Women. Children. Fathers. Mothers. Sisters. Brothers.
Jacob.
The memory hit me like a runaway train.
“They were kids! They just killed all those kids!” I had screamed at him. The carnage had been unreal.
So many little hands…
So many little faces…
So many lifeless eyes…
And blood.
I had frozen—become paralyzed—and I was so deeply afraid.
But Jacob took me into his arms. Forced me to look at him.
“And there’ll be more kids, Mara. And more kids after them.
And women, and babies, and families. This is just going to keep going, and it’s just going to get worse.
And that’s why we have to stop it… It’s got to end, Mara. And we’re going to finish it.”
It ends with us.
That’s what he told me. That’s what he said as he died in my arms.
And he was right. It had to end.
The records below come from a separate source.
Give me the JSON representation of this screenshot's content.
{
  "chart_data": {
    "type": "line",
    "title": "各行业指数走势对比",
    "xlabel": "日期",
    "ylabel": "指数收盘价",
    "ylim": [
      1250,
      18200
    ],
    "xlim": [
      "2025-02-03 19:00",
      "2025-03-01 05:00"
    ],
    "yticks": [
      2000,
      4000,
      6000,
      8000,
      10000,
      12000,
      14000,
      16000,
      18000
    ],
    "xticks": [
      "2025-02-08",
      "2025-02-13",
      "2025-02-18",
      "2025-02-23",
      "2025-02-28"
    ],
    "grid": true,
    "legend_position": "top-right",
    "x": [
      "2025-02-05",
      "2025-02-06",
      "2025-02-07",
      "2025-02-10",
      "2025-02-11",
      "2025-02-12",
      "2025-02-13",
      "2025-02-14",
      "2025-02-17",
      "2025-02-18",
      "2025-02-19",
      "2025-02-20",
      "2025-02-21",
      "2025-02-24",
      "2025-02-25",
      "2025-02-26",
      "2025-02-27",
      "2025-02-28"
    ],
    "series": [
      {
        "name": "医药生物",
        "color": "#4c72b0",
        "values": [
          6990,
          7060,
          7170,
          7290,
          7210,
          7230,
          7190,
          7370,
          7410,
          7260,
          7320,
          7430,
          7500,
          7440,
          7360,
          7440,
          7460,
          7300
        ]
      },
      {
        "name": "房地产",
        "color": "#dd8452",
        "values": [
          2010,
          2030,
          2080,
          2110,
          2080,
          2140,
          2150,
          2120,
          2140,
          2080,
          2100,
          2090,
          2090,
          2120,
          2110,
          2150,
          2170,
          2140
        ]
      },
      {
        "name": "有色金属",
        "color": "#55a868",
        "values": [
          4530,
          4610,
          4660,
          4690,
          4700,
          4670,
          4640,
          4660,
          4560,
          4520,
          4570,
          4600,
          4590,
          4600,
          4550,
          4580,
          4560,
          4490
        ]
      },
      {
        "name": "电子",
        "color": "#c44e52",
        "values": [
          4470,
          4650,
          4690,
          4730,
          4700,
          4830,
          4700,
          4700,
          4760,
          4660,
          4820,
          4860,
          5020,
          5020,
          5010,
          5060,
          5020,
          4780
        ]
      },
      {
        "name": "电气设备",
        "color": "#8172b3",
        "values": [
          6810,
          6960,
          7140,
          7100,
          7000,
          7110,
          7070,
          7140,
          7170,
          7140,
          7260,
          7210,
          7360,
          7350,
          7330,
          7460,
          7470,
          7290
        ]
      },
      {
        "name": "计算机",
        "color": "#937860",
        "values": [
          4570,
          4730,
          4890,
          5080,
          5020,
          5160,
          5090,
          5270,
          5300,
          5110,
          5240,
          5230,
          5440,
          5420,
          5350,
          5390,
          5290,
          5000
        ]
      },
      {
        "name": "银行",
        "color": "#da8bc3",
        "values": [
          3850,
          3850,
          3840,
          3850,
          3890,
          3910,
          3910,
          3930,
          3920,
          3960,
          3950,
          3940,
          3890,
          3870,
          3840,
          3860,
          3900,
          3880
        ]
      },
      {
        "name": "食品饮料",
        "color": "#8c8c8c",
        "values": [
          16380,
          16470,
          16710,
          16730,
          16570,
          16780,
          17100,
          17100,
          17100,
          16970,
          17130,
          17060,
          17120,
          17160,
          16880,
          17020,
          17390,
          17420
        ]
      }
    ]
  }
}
This couldn’t keep going on like this.
Because Raúl was never going to stop, was he?
He was only ever going to continue to consume the nation until every faction was his.
And what about after that? With the power he wielded, what would keep him from taking control of other nations?
One by one, they would fall, succumbing to the power of NIT-V2. There would be no stopping it.
Jacob’s voice spoke so clearly in my head, it was like he was right there beside me. Finish it.
I took in a deep breath, feeling my inner fire burn hot and bright. “I will, Jacob. It’s gonna end. I’ll make sure of it.”